A federal judge in Los Angeles appeared inclined Tuesday to toss out a lawsuit against President Trump by adult film star Stormy Daniels seeking to tear up an agreement that paid her $130,000 in exchange for her silence about an alleged sexual relationship with Trump more than a decade ago.
Lawyers for Trump and his onetime personal attorney, Michael Cohen, agreed to rescind the settlement agreement with Daniels, then asked U.S. District Judge S. James Otero to dismiss the lawsuit. Otero did not rule on the request, but seemed to agree that Daniels no longer had grounds to sue.
"It seems you've achieved ... what you sought to achieve," Otero said.
"They admitted what we said all along," Daniels attorney Michael Avenatti told reporters after the hearing. "So any attempt by anyone to claim that this is not a victory for Stormy Daniels is completely bogus and nonsense and dishonest."
Daniels, whose real name is Stephanie Clifford, brought the lawsuit to free herself from the agreement she'd signed to keep from telling her story late in the 2016 presidential campaign.
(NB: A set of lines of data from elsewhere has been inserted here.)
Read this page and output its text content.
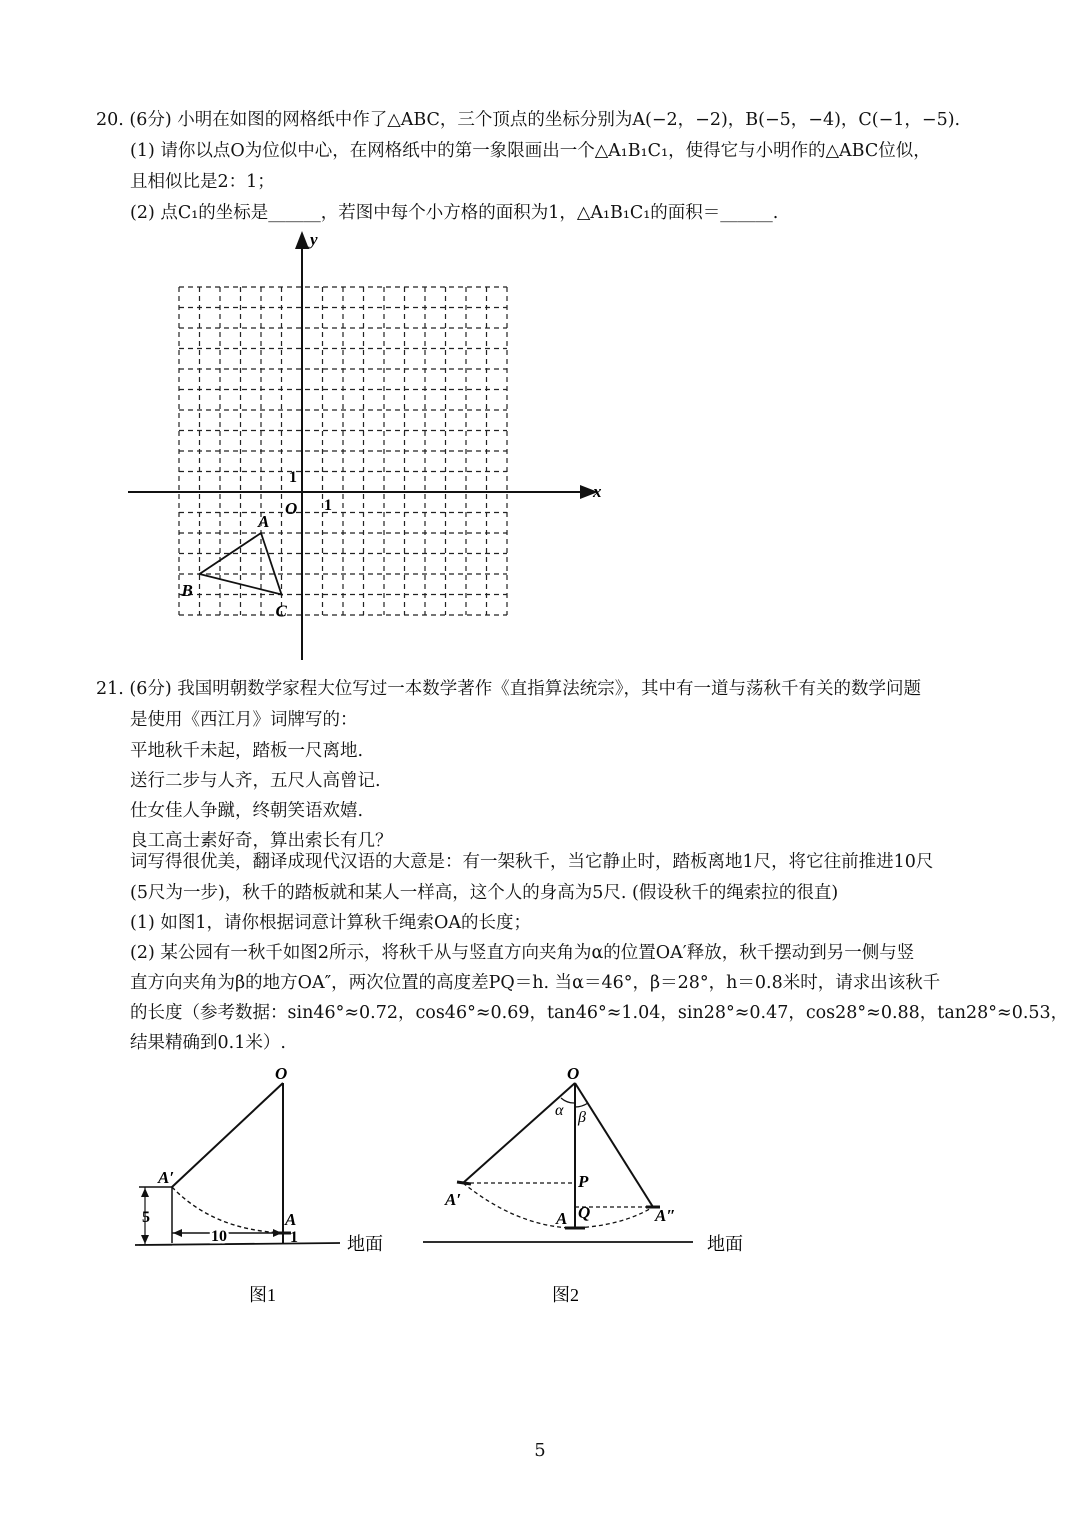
20. (6分) 小明在如图的网格纸中作了△ABC，三个顶点的坐标分别为A(−2，−2)，B(−5，−4)，C(−1，−5).
(1) 请你以点O为位似中心，在网格纸中的第一象限画出一个△A₁B₁C₁，使得它与小明作的△ABC位似，
且相似比是2：1；
(2) 点C₁的坐标是______，若图中每个小方格的面积为1，△A₁B₁C₁的面积＝______.
x
y
O 1
1
A
B
C
21. (6分) 我国明朝数学家程大位写过一本数学著作《直指算法统宗》，其中有一道与荡秋千有关的数学问题
是使用《西江月》词牌写的：
平地秋千未起，踏板一尺离地.
送行二步与人齐，五尺人高曾记.
仕女佳人争蹴，终朝笑语欢嬉.
良工高士素好奇，算出索长有几？
词写得很优美，翻译成现代汉语的大意是：有一架秋千，当它静止时，踏板离地1尺，将它往前推进10尺
(5尺为一步)，秋千的踏板就和某人一样高，这个人的身高为5尺. (假设秋千的绳索拉的很直)
(1) 如图1，请你根据词意计算秋千绳索OA的长度；
(2) 某公园有一秋千如图2所示，将秋千从与竖直方向夹角为α的位置OA′释放，秋千摆动到另一侧与竖
直方向夹角为β的地方OA″，两次位置的高度差PQ＝h. 当α＝46°，β＝28°，h＝0.8米时，请求出该秋千
的长度（参考数据：sin46°≈0.72，cos46°≈0.69，tan46°≈1.04，sin28°≈0.47，cos28°≈0.88，tan28°≈0.53，
结果精确到0.1米）.
O
A′
A
5
10	1	地面
图1
O
α β
P
A′
A Q	A″
地面
图2
5
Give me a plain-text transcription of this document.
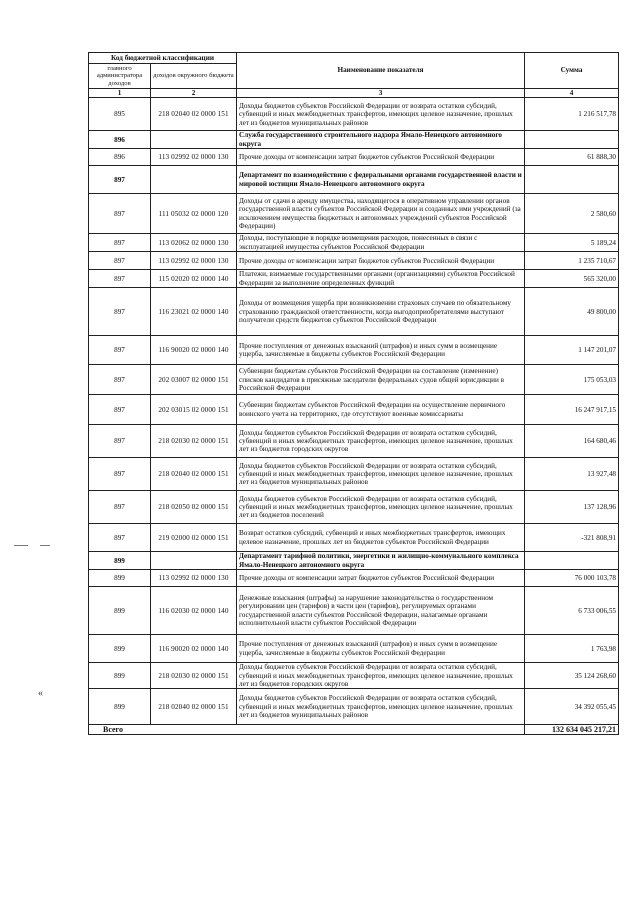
Код бюджетной классификации		Наименование показателя	Сумма
главного администратора доходов	доходов окружного бюджета		
1	2	3	4
895	218 02040 02 0000 151	Доходы бюджетов субъектов Российской Федерации от возврата остатков субсидий, субвенций и иных межбюджетных трансфертов, имеющих целевое назначение, прошлых лет из бюджетов муниципальных районов	1 216 517,78
896		Служба государственного строительного надзора Ямало-Ненецкого автономного округа	
896	113 02992 02 0000 130	Прочие доходы от компенсации затрат бюджетов субъектов Российской Федерации	61 888,30
897		Департамент по взаимодействию с федеральными органами государственной власти и мировой юстиции Ямало-Ненецкого автономного округа	
897	111 05032 02 0000 120	Доходы от сдачи в аренду имущества, находящегося в оперативном управлении органов государственной власти субъектов Российской Федерации и созданных ими учреждений (за исключением имущества бюджетных и автономных учреждений субъектов Российской Федерации)	2 580,60
897	113 02062 02 0000 130	Доходы, поступающие в порядке возмещения расходов, понесенных в связи с эксплуатацией имущества субъектов Российской Федерации	5 189,24
897	113 02992 02 0000 130	Прочие доходы от компенсации затрат бюджетов субъектов Российской Федерации	1 235 710,67
897	115 02020 02 0000 140	Платежи, взимаемые государственными органами (организациями) субъектов Российской Федерации за выполнение определенных функций	565 320,00
897	116 23021 02 0000 140	Доходы от возмещения ущерба при возникновении страховых случаев по обязательному страхованию гражданской ответственности, когда выгодоприобретателями выступают получатели средств бюджетов субъектов Российской Федерации	49 800,00
897	116 90020 02 0000 140	Прочие поступления от денежных взысканий (штрафов) и иных сумм в возмещение ущерба, зачисляемые в бюджеты субъектов Российской Федерации	1 147 201,07
897	202 03007 02 0000 151	Субвенции бюджетам субъектов Российской Федерации на составление (изменение) списков кандидатов в присяжные заседатели федеральных судов общей юрисдикции в Российской Федерации	175 053,03
897	202 03015 02 0000 151	Субвенции бюджетам субъектов Российской Федерации на осуществление первичного воинского учета на территориях, где отсутствуют военные комиссариаты	16 247 917,15
897	218 02030 02 0000 151	Доходы бюджетов субъектов Российской Федерации от возврата остатков субсидий, субвенций и иных межбюджетных трансфертов, имеющих целевое назначение, прошлых лет из бюджетов городских округов	164 680,46
897	218 02040 02 0000 151	Доходы бюджетов субъектов Российской Федерации от возврата остатков субсидий, субвенций и иных межбюджетных трансфертов, имеющих целевое назначение, прошлых лет из бюджетов муниципальных районов	13 927,48
897	218 02050 02 0000 151	Доходы бюджетов субъектов Российской Федерации от возврата остатков субсидий, субвенций и иных межбюджетных трансфертов, имеющих целевое назначение, прошлых лет из бюджетов поселений	137 128,96
897	219 02000 02 0000 151	Возврат остатков субсидий, субвенций и иных межбюджетных трансфертов, имеющих целевое назначение, прошлых лет из бюджетов субъектов Российской Федерации	-321 808,91
899		Департамент тарифной политики, энергетики и жилищно-коммунального комплекса Ямало-Ненецкого автономного округа	
899	113 02992 02 0000 130	Прочие доходы от компенсации затрат бюджетов субъектов Российской Федерации	76 000 103,78
899	116 02030 02 0000 140	Денежные взыскания (штрафы) за нарушение законодательства о государственном регулировании цен (тарифов) в части цен (тарифов), регулируемых органами государственной власти субъектов Российской Федерации, налагаемые органами исполнительной власти субъектов Российской Федерации	6 733 006,55
899	116 90020 02 0000 140	Прочие поступления от денежных взысканий (штрафов) и иных сумм в возмещение ущерба, зачисляемые в бюджеты субъектов Российской Федерации	1 763,98
899	218 02030 02 0000 151	Доходы бюджетов субъектов Российской Федерации от возврата остатков субсидий, субвенций и иных межбюджетных трансфертов, имеющих целевое назначение, прошлых лет из бюджетов городских округов	35 124 268,60
899	218 02040 02 0000 151	Доходы бюджетов субъектов Российской Федерации от возврата остатков субсидий, субвенций и иных межбюджетных трансфертов, имеющих целевое назначение, прошлых лет из бюджетов муниципальных районов	34 392 055,45
Всего			132 634 045 217,21
«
Cohen arranged the payment and later pleaded guilty to campaign violations after admitting the deal was struck to help Trump defeat Hillary Clinton.
Trump has denied the alleged affair with Daniels, which she says happened in 2006, the year after he married Melania Trump.
Daniels had claimed the agreement was not valid because Trump's signature was not on it, and the president's lawyer has said he was never a party to the settlement.
Despite appearing to get what Daniels originally sought -- dismissal of the agreement she'd disregarded long ago in speaking to news media and writing a book -- Avenatti, who once toyed with challenging Trump for the presidency, fought hard to keep the case alive. He argued the case should continue because he wanted to take sworn statements from Trump and Cohen. He also plans to ask for legal fees.
The Associated Press contributed to this report.